Tag: http (page 1 of 3)

HTTP/2 Expectations

Mark Nottingham on Nine Things to Expect from HTTP/2.

If you have any interest in the future of HTTP then mnot’s blog is well worth reading.

Listen for SSL and SSH on the Same Port

Many corporate firewalls will limit outgoing connections to ports 80 and 443 in a vain effort to restrict access to non-web services. You could run SSH on port 80 or 443 on a VPS or dedicated server, but if you have one of those you are probably already using it to host a small web site. Wouldn’t it be nice if your server could listen for both SSH and HTTP/S on port 80 and 443? That is where sslh comes in:

sslh accepts connections on specified ports, and forwards them further based on tests performed on the first data packet sent by the remote client.

Probes for HTTP, SSL, SSH, OpenVPN, tinc, XMPP are implemented, and any other protocol that can be tested using a regular expression, can be recognised. A typical use case is to allow serving several services on port 443 (e.g. to connect to ssh from inside a corporate firewall, which almost never block port 443) while still serving HTTPS on that port.

Hence sslh acts as a protocol demultiplexer, or a switchboard. Its name comes from its original function to serve SSH and HTTPS on the same port.

Source code is available at https://github.com/yrutschle/sslh.

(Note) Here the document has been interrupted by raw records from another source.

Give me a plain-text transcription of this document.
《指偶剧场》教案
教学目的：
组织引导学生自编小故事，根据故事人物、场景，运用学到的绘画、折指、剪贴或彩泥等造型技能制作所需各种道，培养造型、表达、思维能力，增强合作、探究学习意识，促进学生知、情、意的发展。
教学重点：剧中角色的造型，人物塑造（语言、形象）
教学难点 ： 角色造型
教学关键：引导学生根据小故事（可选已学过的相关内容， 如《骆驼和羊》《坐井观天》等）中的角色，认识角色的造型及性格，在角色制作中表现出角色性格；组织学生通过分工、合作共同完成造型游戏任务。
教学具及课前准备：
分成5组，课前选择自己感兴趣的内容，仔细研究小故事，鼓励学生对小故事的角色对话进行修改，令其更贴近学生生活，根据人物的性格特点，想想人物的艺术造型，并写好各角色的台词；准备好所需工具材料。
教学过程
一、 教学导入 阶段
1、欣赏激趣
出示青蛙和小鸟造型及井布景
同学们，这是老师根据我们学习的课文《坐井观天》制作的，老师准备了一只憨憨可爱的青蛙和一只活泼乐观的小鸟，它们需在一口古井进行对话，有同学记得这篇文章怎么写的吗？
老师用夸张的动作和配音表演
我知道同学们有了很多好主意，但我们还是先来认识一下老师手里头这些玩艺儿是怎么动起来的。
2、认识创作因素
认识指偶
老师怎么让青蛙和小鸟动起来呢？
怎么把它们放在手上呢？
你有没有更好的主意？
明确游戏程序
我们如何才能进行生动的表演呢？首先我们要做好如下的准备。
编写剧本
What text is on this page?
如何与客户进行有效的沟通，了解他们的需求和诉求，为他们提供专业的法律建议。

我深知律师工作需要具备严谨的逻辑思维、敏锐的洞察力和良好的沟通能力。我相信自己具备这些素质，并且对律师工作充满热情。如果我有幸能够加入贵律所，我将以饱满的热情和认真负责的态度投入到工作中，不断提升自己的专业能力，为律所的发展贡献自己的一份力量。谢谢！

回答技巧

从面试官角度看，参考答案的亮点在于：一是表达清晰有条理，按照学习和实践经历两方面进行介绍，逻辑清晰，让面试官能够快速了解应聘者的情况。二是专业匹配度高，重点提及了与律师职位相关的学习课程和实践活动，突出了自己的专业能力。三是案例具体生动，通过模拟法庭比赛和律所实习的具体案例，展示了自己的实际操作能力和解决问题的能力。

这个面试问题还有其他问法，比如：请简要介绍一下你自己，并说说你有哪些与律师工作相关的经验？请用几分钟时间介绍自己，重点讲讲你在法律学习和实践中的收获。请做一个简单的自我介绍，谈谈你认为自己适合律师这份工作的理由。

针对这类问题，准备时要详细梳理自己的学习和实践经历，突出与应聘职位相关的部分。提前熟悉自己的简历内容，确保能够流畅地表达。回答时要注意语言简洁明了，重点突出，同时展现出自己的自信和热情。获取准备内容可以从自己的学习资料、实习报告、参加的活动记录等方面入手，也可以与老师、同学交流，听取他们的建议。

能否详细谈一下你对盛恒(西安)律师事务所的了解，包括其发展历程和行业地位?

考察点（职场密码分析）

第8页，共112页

For small uses cases this may come in handy. If you were constantly needing to SSH to port 80 or 443 then I’d recommend just spending a few dollars a month to get a VPS dedicated to that task.

If you are stuck in a limited corporate network another tool you may find useful is corkscrew, which tunnels SSH connections through HTTP proxies.

Fewer HTTP Verbs

Brett Slatkin suggests that we reduce the number of verbs in HTTP 2.0:

Practically speaking there are only two HTTP verbs: read and write, GET and POST. The semantics of the others (put, head, options, delete, trace, connect) are most commonly expressed in headers, URL parameters, and request bodies, not request methods. The unused verbs are a clear product of bike-shedding, an activity that specification writers love.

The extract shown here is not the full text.